International planning

The IPCC has provided an international forum for scientists to project future changes in a rigorous setting where assumptions are tested and retested. Some studies look several hundred years into the future, although most focus on the next fifty years. Other reports seek to provide climate forecasts for specific parts of the world.

Some research seeks to better include long term climate variability through factors like El Nino models. The work has increasingly been directed to the analysis of options for reducing the pace of climate change. That said, elements of global warming are helpful, like the longer growing season across Canada. But there are many aspects that are dangerous and unwelcome. All participants agree that we should work to avoid bringing further large changes in the weather.

Some of the challenges here are very daunting. For example, actions taken in one region immediately affect the world’s climate systems, so international planning and programs are needed.

However, past experience shows that international agreements take a long time to put together. As decisions are made, there are considerable lags before there is a favourable impact on the weather. We can still expect sea levels to rise for several hundred years despite adopting aggressive measures today in reducing energy exhausts globally.

Role of insurers

Insurers are not experts on energy use or emission controls. The insurance industry does not plan to also show leadership in the debate about long-term strategies to control international greenhouse gas emissions.
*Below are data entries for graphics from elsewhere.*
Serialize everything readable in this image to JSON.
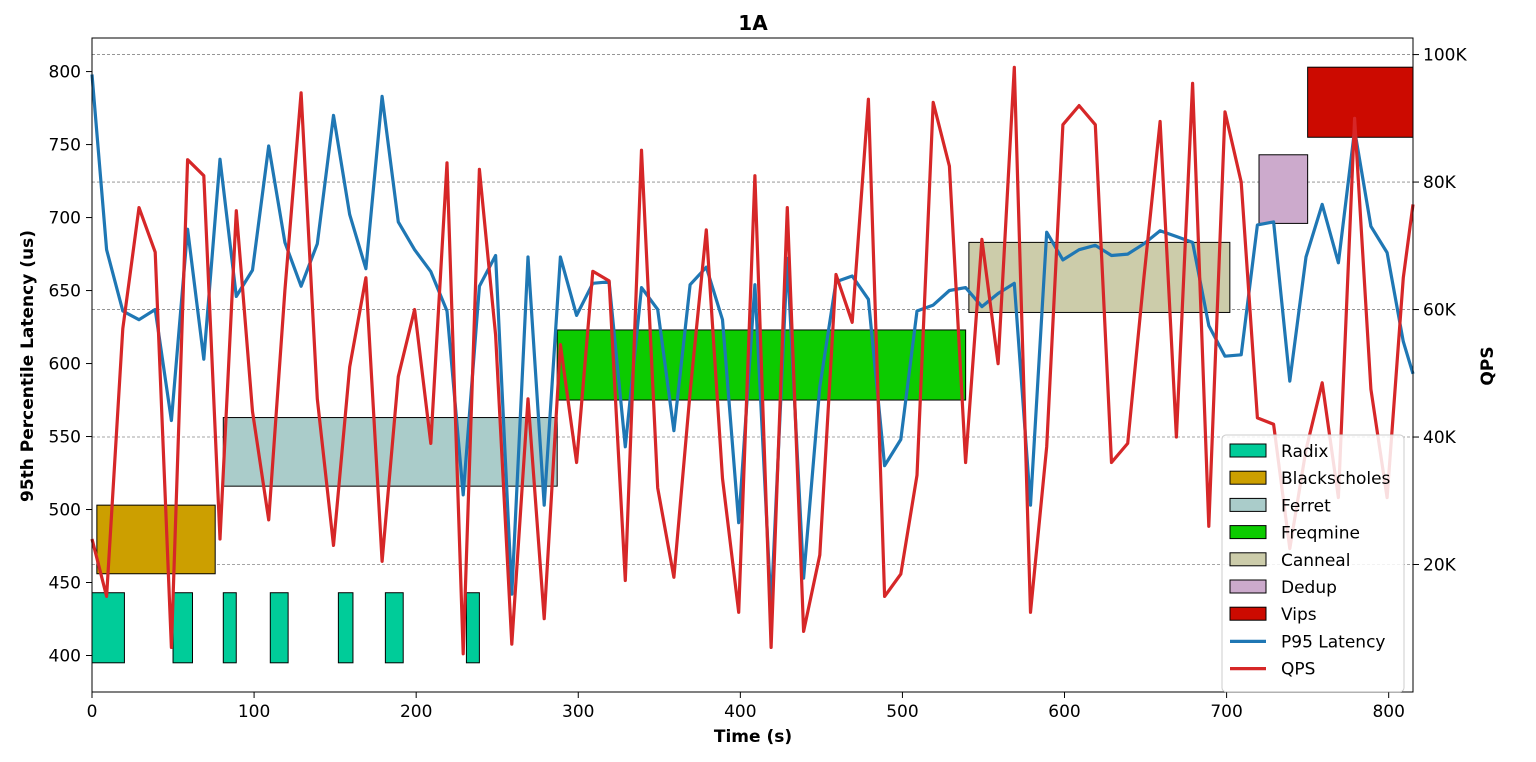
{
  "chart_data": {
    "type": "line",
    "title": "1A",
    "xlabel": "Time (s)",
    "ylabel": "95th Percentile Latency (us)",
    "y2label": "QPS",
    "xlim": [
      0,
      815
    ],
    "ylim": [
      375,
      823
    ],
    "y2lim": [
      0,
      102600
    ],
    "xticks": [
      0,
      100,
      200,
      300,
      400,
      500,
      600,
      700,
      800
    ],
    "yticks": [
      400,
      450,
      500,
      550,
      600,
      650,
      700,
      750,
      800
    ],
    "y2ticks": [
      20000,
      40000,
      60000,
      80000,
      100000
    ],
    "y2tick_labels": [
      "20K",
      "40K",
      "60K",
      "80K",
      "100K"
    ],
    "grid": "horizontal-dashed",
    "legend_position": "lower-right",
    "jobs": [
      {
        "name": "Radix",
        "color": "#00cc99",
        "intervals": [
          [
            0,
            20
          ],
          [
            50,
            62
          ],
          [
            81,
            89
          ],
          [
            110,
            121
          ],
          [
            152,
            161
          ],
          [
            181,
            192
          ],
          [
            231,
            239
          ]
        ],
        "y": [
          395,
          443
        ]
      },
      {
        "name": "Blackscholes",
        "color": "#cc9f00",
        "intervals": [
          [
            3,
            76
          ]
        ],
        "y": [
          456,
          503
        ]
      },
      {
        "name": "Ferret",
        "color": "#aaccca",
        "intervals": [
          [
            81,
            287
          ]
        ],
        "y": [
          516,
          563
        ]
      },
      {
        "name": "Freqmine",
        "color": "#0ccb00",
        "intervals": [
          [
            287,
            539
          ]
        ],
        "y": [
          575,
          623
        ]
      },
      {
        "name": "Canneal",
        "color": "#ccccaa",
        "intervals": [
          [
            541,
            702
          ]
        ],
        "y": [
          635,
          683
        ]
      },
      {
        "name": "Dedup",
        "color": "#ccaacc",
        "intervals": [
          [
            720,
            750
          ]
        ],
        "y": [
          696,
          743
        ]
      },
      {
        "name": "Vips",
        "color": "#cc0a00",
        "intervals": [
          [
            750,
            815
          ]
        ],
        "y": [
          755,
          803
        ]
      }
    ],
    "series": [
      {
        "name": "P95 Latency",
        "axis": "left",
        "color": "#1f77b4",
        "x": [
          0,
          9,
          19,
          29,
          39,
          49,
          59,
          69,
          79,
          89,
          99,
          109,
          119,
          129,
          139,
          149,
          159,
          169,
          179,
          189,
          199,
          209,
          219,
          229,
          239,
          249,
          259,
          269,
          279,
          289,
          299,
          309,
          319,
          329,
          339,
          349,
          359,
          369,
          379,
          389,
          399,
          409,
          419,
          429,
          439,
          449,
          459,
          469,
          479,
          489,
          499,
          509,
          519,
          529,
          539,
          549,
          559,
          569,
          579,
          589,
          599,
          609,
          619,
          629,
          639,
          649,
          659,
          669,
          679,
          689,
          699,
          709,
          719,
          729,
          739,
          749,
          759,
          769,
          779,
          789,
          799,
          809,
          815
        ],
        "values": [
          798,
          678,
          636,
          630,
          637,
          561,
          692,
          603,
          740,
          646,
          664,
          749,
          683,
          653,
          682,
          770,
          702,
          665,
          783,
          697,
          678,
          663,
          636,
          510,
          653,
          674,
          442,
          673,
          503,
          673,
          633,
          655,
          656,
          543,
          652,
          637,
          554,
          654,
          666,
          630,
          491,
          654,
          432,
          672,
          453,
          584,
          656,
          660,
          644,
          530,
          548,
          636,
          640,
          650,
          652,
          639,
          648,
          655,
          503,
          690,
          671,
          678,
          681,
          674,
          675,
          682,
          691,
          687,
          683,
          626,
          605,
          606,
          695,
          697,
          588,
          673,
          709,
          669,
          760,
          694,
          676,
          615,
          593
        ]
      },
      {
        "name": "QPS",
        "axis": "right",
        "color": "#d62728",
        "x": [
          0,
          9,
          19,
          29,
          39,
          49,
          59,
          69,
          79,
          89,
          99,
          109,
          119,
          129,
          139,
          149,
          159,
          169,
          179,
          189,
          199,
          209,
          219,
          229,
          239,
          249,
          259,
          269,
          279,
          289,
          299,
          309,
          319,
          329,
          339,
          349,
          359,
          369,
          379,
          389,
          399,
          409,
          419,
          429,
          439,
          449,
          459,
          469,
          479,
          489,
          499,
          509,
          519,
          529,
          539,
          549,
          559,
          569,
          579,
          589,
          599,
          609,
          619,
          629,
          639,
          649,
          659,
          669,
          679,
          689,
          699,
          709,
          719,
          729,
          739,
          749,
          759,
          769,
          779,
          789,
          799,
          809,
          815
        ],
        "values": [
          24000,
          15000,
          57000,
          76000,
          69000,
          7000,
          83500,
          81000,
          24000,
          75500,
          44000,
          27000,
          63000,
          94000,
          46000,
          23000,
          51000,
          65000,
          20500,
          49500,
          60000,
          39000,
          83000,
          6000,
          82000,
          56000,
          7500,
          46000,
          11500,
          54500,
          36000,
          66000,
          64500,
          17500,
          85000,
          32000,
          18000,
          47000,
          72500,
          33500,
          12500,
          81000,
          7000,
          76000,
          9500,
          21500,
          65500,
          58000,
          93000,
          15000,
          18500,
          34000,
          92500,
          82500,
          36000,
          71000,
          51500,
          98000,
          12500,
          38500,
          89000,
          92000,
          89000,
          36000,
          39000,
          65000,
          89500,
          40000,
          95500,
          26000,
          91000,
          80000,
          43000,
          42000,
          22500,
          38000,
          48500,
          30500,
          90000,
          47500,
          30500,
          65000,
          76500
        ]
      }
    ],
    "legend": [
      {
        "label": "Radix",
        "kind": "patch",
        "color": "#00cc99"
      },
      {
        "label": "Blackscholes",
        "kind": "patch",
        "color": "#cc9f00"
      },
      {
        "label": "Ferret",
        "kind": "patch",
        "color": "#aaccca"
      },
      {
        "label": "Freqmine",
        "kind": "patch",
        "color": "#0ccb00"
      },
      {
        "label": "Canneal",
        "kind": "patch",
        "color": "#ccccaa"
      },
      {
        "label": "Dedup",
        "kind": "patch",
        "color": "#ccaacc"
      },
      {
        "label": "Vips",
        "kind": "patch",
        "color": "#cc0a00"
      },
      {
        "label": "P95 Latency",
        "kind": "line",
        "color": "#1f77b4"
      },
      {
        "label": "QPS",
        "kind": "line",
        "color": "#d62728"
      }
    ]
  }
}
These are important discussions and insurers are pleased to observe the increased importance that has been given to this work.

The contribution of the insurance industry to the broader effort is to focus attention increasingly on extreme events.
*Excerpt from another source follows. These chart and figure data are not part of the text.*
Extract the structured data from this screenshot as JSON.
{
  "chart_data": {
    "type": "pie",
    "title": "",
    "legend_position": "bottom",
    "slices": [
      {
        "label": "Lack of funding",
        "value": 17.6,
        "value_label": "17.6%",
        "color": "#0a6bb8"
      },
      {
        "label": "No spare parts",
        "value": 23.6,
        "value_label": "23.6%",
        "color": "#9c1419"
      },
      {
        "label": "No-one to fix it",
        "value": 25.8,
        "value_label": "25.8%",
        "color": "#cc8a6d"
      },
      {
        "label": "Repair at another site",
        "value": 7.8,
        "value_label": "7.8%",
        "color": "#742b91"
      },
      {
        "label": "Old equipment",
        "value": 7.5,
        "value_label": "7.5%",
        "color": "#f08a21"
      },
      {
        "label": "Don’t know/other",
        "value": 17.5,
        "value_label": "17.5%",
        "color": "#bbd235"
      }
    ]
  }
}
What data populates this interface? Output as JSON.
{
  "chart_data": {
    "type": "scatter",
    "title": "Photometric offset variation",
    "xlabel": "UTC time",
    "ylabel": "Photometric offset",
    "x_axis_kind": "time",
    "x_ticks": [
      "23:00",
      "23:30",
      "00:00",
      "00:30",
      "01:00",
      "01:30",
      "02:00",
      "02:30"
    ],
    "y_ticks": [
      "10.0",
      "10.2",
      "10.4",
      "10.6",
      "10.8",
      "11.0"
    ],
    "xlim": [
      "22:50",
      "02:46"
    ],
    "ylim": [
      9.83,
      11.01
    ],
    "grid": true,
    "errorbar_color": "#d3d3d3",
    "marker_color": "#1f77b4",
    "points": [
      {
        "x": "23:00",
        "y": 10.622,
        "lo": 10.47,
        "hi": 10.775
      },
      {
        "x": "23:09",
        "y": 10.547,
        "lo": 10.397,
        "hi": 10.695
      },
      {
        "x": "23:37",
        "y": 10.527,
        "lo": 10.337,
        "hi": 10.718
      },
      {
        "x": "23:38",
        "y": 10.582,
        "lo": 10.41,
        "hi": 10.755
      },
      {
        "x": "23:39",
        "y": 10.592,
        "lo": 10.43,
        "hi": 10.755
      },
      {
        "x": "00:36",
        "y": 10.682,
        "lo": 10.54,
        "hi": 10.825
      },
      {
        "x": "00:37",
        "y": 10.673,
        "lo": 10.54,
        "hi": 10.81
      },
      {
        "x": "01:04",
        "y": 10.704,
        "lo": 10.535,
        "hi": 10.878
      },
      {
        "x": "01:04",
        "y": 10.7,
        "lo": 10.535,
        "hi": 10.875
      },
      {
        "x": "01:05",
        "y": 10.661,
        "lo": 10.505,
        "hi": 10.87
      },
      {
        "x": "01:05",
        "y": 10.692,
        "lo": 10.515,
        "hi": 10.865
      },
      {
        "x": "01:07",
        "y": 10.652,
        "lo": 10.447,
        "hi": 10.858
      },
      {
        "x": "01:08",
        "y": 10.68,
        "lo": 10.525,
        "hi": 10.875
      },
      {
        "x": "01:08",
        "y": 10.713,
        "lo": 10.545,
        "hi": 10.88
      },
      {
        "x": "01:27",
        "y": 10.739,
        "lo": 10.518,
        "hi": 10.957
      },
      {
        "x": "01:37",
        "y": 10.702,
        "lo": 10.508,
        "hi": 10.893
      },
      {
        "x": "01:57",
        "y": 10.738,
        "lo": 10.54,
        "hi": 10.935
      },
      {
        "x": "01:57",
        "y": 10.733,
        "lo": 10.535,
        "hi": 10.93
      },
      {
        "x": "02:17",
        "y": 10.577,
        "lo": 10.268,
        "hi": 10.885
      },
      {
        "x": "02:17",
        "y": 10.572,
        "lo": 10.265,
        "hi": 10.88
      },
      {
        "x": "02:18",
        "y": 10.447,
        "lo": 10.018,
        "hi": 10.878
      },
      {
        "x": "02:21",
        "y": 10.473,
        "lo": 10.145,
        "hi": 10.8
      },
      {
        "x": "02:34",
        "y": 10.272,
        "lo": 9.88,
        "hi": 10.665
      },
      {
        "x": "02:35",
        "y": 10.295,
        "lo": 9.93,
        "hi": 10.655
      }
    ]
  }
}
We need more research into the science of severe weather, and more work to develop ideas for adapting to our increasing vulnerable world. The insurance community is also pressing that these be treated as immediate needs, as severe weather is happening right now, and we must learn to better manage this risk before it causes even greater loss of life and property damage.

In Canada, the Insurance Bureau of Canada (IBC) is leading the lobby to establish a national mitigation strategy. There will be public hearings across the country this year to debate our proposal. We believe that governments should invest $60 million to $100 million a year in projects that will protect Canadian homes and businesses from our increasingly dangerous weather.

The Winnipeg floodway and the Alberta weather modification program are two examples of the kinds of investments that should be put in place across the country. Modest investments in protection will reduce the annual $500 million cost to governments of disaster recovery. Catastrophic loss payments by insurers are also high and rising, and would directly benefit from a mitigation strategy.

Canada’s insurers have also established the Institute for Catastrophic Loss Reduction (ICLR). This is a forum for insurers to work more actively with the research community and others to better understand severe weather and options for managing this risk. There is an active program of workshops and conferences that the Institute has developed to help insurers to become more
informed about extreme events.

The first report of the IPCC was published in 1990. It was updated in 1995 with more detailed information about climate change in specific countries. Currently we are writing the third report that will be completed next year. This work of the scientific community to explain the factors that are changing our climate is increasingly taking a form that can be directly applied by insurers and governments. The volume of research on extreme weather events is increasing, although this will likely be most evident in the 2005 IPCC report because much of this information is very new and still emerging.

The Canadian insurance community is growing increasingly aware of the importance of this work to understanding the factors changing our climate. Participation in the work of the ICLR is one means to stay informed about the emerging research and how it can be applied to the risks managed by Canada’s insurers.